We prove a quantitative result for the approximation of functions of regularity $C^k$ (in the sense of real variables) defined on the complex cube $\Omega_n := [-1,1]^n +i[-1,1]^n\subseteq \mathbb{C}^n$ using shallow complex-valued neural networks. Precisely, we consider neural networks with a single hidden layer and $m$ neurons, i.e., networks of the form $z \mapsto \sum_{j=1}^m \sigma_j \cdot \phi\big(\rho_j^T z + b_j\big)$ and show that one can approximate every function in $C^k \left( \Omega_n; \mathbb{C}\right)$ using a function of that form with error of the order $m^{-k/(2n)}$ as $m \to \infty$, provided that the activation function $\phi: \mathbb{C} \to \mathbb{C}$ is smooth but not polyharmonic on some non-empty open set. Furthermore, we show that the selection of the weights $\sigma_j, b_j \in \mathbb{C}$ and $\rho_j \in \mathbb{C}^n$ is continuous with respect to $f$ and prove that the derived rate of approximation is optimal under this continuity assumption. We also discuss the optimality of the result for a possibly discontinuous choice of the weights.

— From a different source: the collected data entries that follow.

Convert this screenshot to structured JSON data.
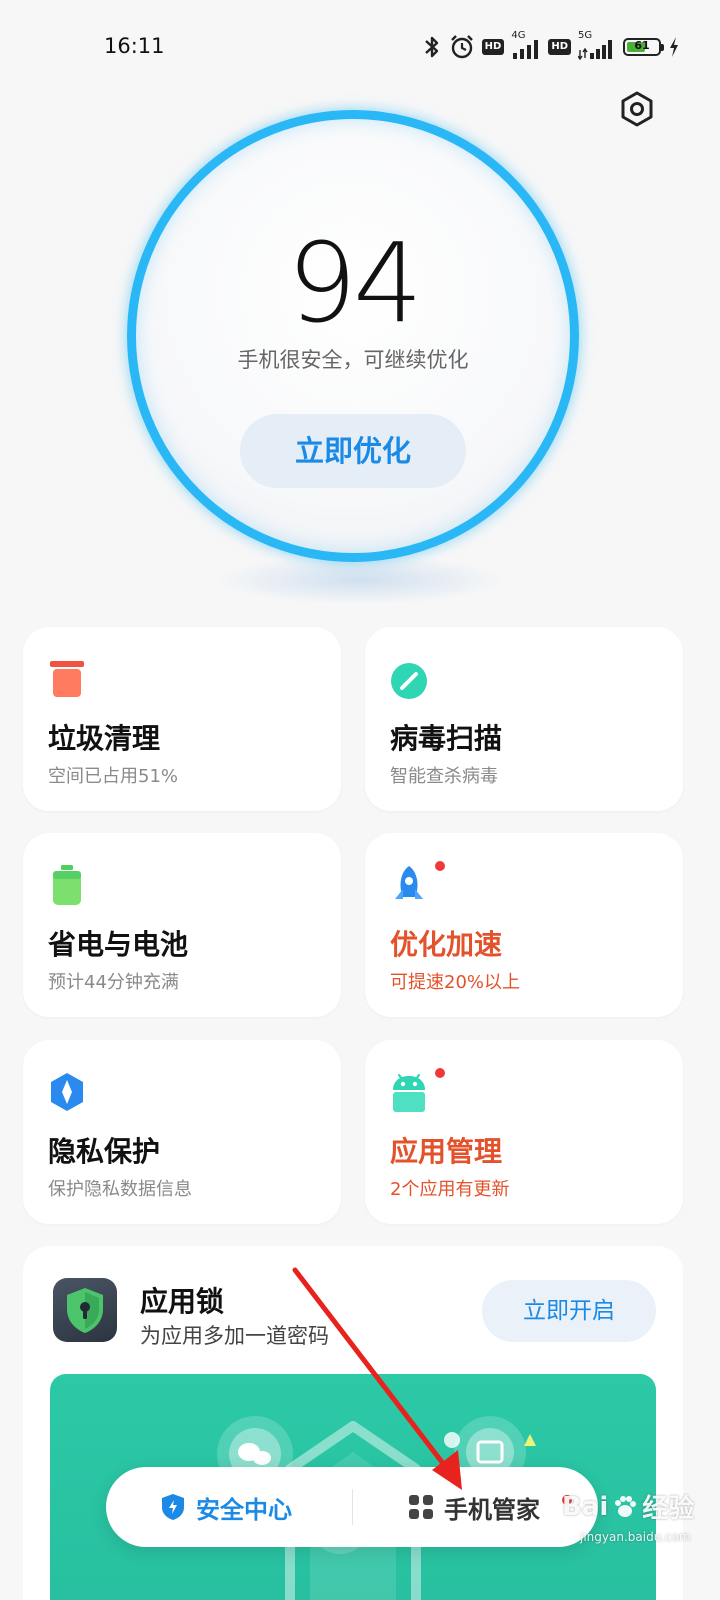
{
  "status_bar": {
    "time": "16:11",
    "network_1": "4G",
    "network_2": "5G",
    "battery_level": "61",
    "battery_fraction": 0.61,
    "icons": [
      "bluetooth-icon",
      "alarm-icon",
      "hd-icon",
      "signal-icon",
      "hd-icon",
      "signal-icon",
      "battery-icon",
      "charging-icon"
    ]
  },
  "score": {
    "value": "94",
    "status": "手机很安全，可继续优化",
    "action_label": "立即优化"
  },
  "cards": [
    {
      "title": "垃圾清理",
      "subtitle": "空间已占用51%",
      "icon": "trash-icon",
      "alert": false
    },
    {
      "title": "病毒扫描",
      "subtitle": "智能查杀病毒",
      "icon": "scan-icon",
      "alert": false
    },
    {
      "title": "省电与电池",
      "subtitle": "预计44分钟充满",
      "icon": "battery-icon",
      "alert": false
    },
    {
      "title": "优化加速",
      "subtitle": "可提速20%以上",
      "icon": "rocket-icon",
      "alert": true
    },
    {
      "title": "隐私保护",
      "subtitle": "保护隐私数据信息",
      "icon": "privacy-icon",
      "alert": false
    },
    {
      "title": "应用管理",
      "subtitle": "2个应用有更新",
      "icon": "android-icon",
      "alert": true
    }
  ],
  "app_lock": {
    "title": "应用锁",
    "subtitle": "为应用多加一道密码",
    "action_label": "立即开启"
  },
  "bottom_nav": {
    "items": [
      {
        "label": "安全中心",
        "icon": "shield-bolt-icon",
        "active": true
      },
      {
        "label": "手机管家",
        "icon": "grid-icon",
        "active": false
      }
    ]
  },
  "watermark": {
    "brand": "Bai",
    "brand_suffix": "经验",
    "url": "jingyan.baidu.com"
  },
  "colors": {
    "accent_blue": "#1a8ae6",
    "ring_blue": "#2ab7f5",
    "alert_red": "#e4522c",
    "dot_red": "#f03a3a",
    "banner_green": "#2cc9a7",
    "background": "#f7f7f7"
  }
}
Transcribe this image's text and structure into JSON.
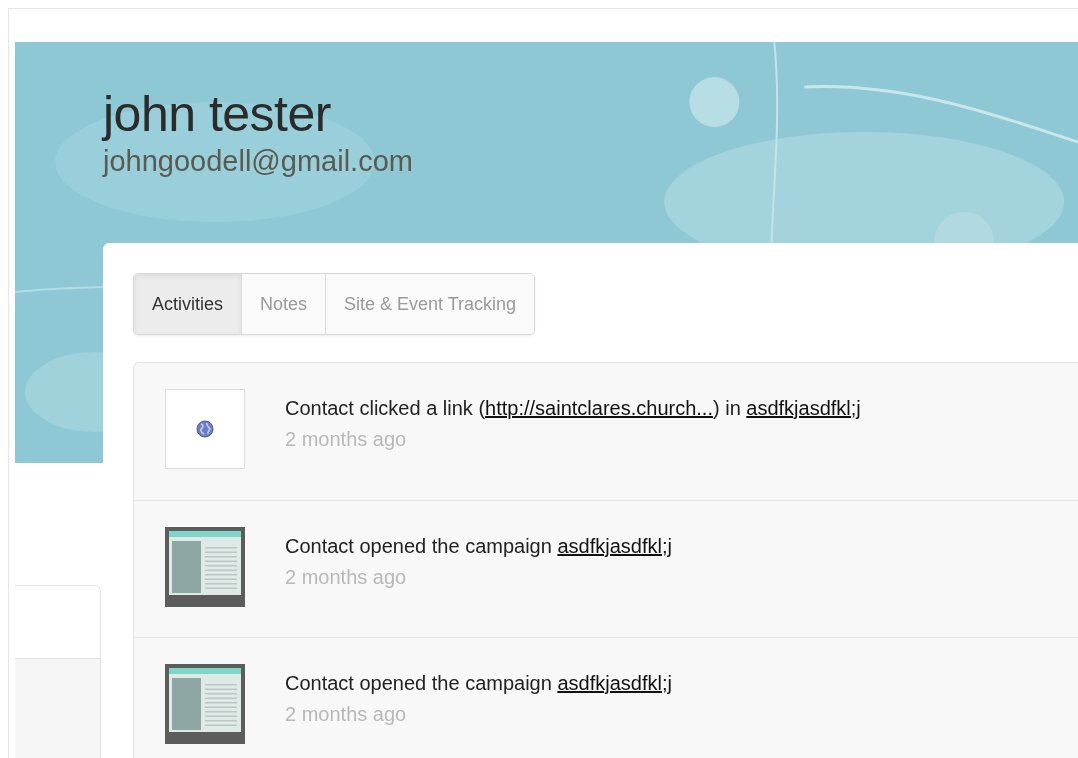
{
  "contact": {
    "name": "john tester",
    "email": "johngoodell@gmail.com"
  },
  "tabs": [
    {
      "label": "Activities",
      "selected": true
    },
    {
      "label": "Notes",
      "selected": false
    },
    {
      "label": "Site & Event Tracking",
      "selected": false
    }
  ],
  "activities": [
    {
      "kind": "link",
      "segments": [
        {
          "kind": "text",
          "text": "Contact clicked a link ("
        },
        {
          "kind": "link",
          "text": "http://saintclares.church..."
        },
        {
          "kind": "text",
          "text": ") in "
        },
        {
          "kind": "link",
          "text": "asdfkjasdfkl;j"
        }
      ],
      "time": "2 months ago"
    },
    {
      "kind": "open",
      "segments": [
        {
          "kind": "text",
          "text": "Contact opened the campaign "
        },
        {
          "kind": "link",
          "text": "asdfkjasdfkl;j"
        }
      ],
      "time": "2 months ago"
    },
    {
      "kind": "open",
      "segments": [
        {
          "kind": "text",
          "text": "Contact opened the campaign "
        },
        {
          "kind": "link",
          "text": "asdfkjasdfkl;j"
        }
      ],
      "time": "2 months ago"
    }
  ]
}
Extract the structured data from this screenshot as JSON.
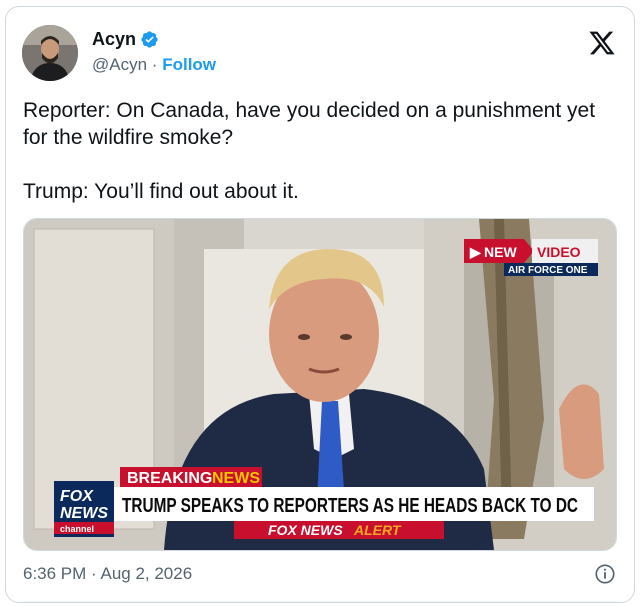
{
  "author": {
    "name": "Acyn",
    "handle": "@Acyn",
    "separator": "·",
    "follow_label": "Follow"
  },
  "tweet": {
    "text": "Reporter: On Canada, have you decided on a punishment yet for the wildfire smoke?\n\nTrump: You’ll find out about it."
  },
  "video": {
    "badge_new": "NEW",
    "badge_video": "VIDEO",
    "badge_sub": "AIR FORCE ONE",
    "breaking_label_1": "BREAKING",
    "breaking_label_2": "NEWS",
    "headline": "TRUMP SPEAKS TO REPORTERS AS HE HEADS BACK TO DC",
    "alert_1": "FOX NEWS",
    "alert_2": "ALERT",
    "logo_line1": "FOX",
    "logo_line2": "NEWS",
    "logo_line3": "channel"
  },
  "footer": {
    "timestamp": "6:36 PM · Aug 2, 2026"
  },
  "colors": {
    "link_blue": "#1d9bf0",
    "muted_gray": "#536471",
    "fox_red": "#c8102e",
    "fox_navy": "#0b2a5b",
    "alert_orange": "#f5a623"
  },
  "icons": [
    "verified-badge-icon",
    "x-logo-icon",
    "info-icon"
  ]
}
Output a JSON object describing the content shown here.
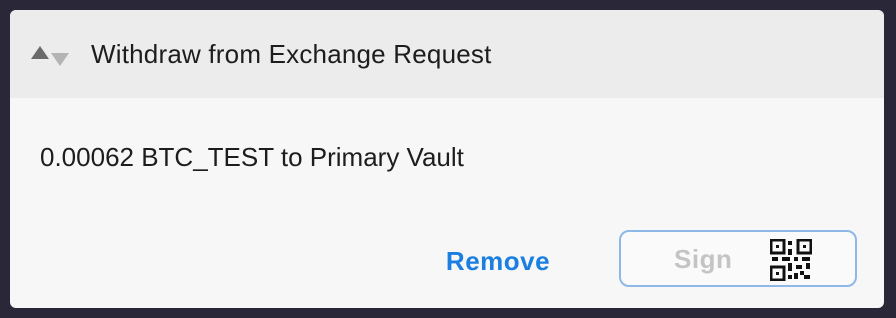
{
  "card": {
    "title": "Withdraw from Exchange Request",
    "sort_icon": "sort-arrows-icon",
    "message": "0.00062 BTC_TEST to Primary Vault"
  },
  "actions": {
    "remove_label": "Remove",
    "sign_label": "Sign",
    "sign_icon": "qr-code-icon"
  },
  "colors": {
    "accent": "#1a7fe0",
    "header_bg": "#ececec",
    "card_bg": "#f7f7f7",
    "sign_border": "#8eb8e8",
    "disabled_text": "#c4c4c4",
    "page_bg": "#2a2838"
  }
}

翻译：我们证明了关于在复立方体$\Omega_n := [-1,1]^n + i[-1,1]^n \subseteq \mathbb{C}^n$上定义的、正则性为$C^k$（在实变量的意义上）的函数使用浅层复值神经网络逼近的一个定量结果。精确地，我们考虑具有单个隐藏层和$m$个神经元的神经网络，即形如$z \mapsto \sum_{j=1}^m \sigma_j \cdot \phi\big(\rho_j^T z + b_j\big)$的网络，并证明：当激活函数$\phi: \mathbb{C} \to \mathbb{C}$在某个非空开集上光滑但不为多调和函数时，当$m \to \infty$，可以用这种形式的函数以$m^{-k/(2n)}$阶误差逼近$C^k \left( \Omega_n; \mathbb{C}\right)$中的每一个函数。此外，我们展示了权重$\sigma_j, b_j \in \mathbb{C}$和$\rho_j \in \mathbb{C}^n$的选择关于$f$是连续的，并证明了在此连续性假设下，所得逼近率是最优的。我们还讨论了在权重可能非连续选择情况下结果的最优性。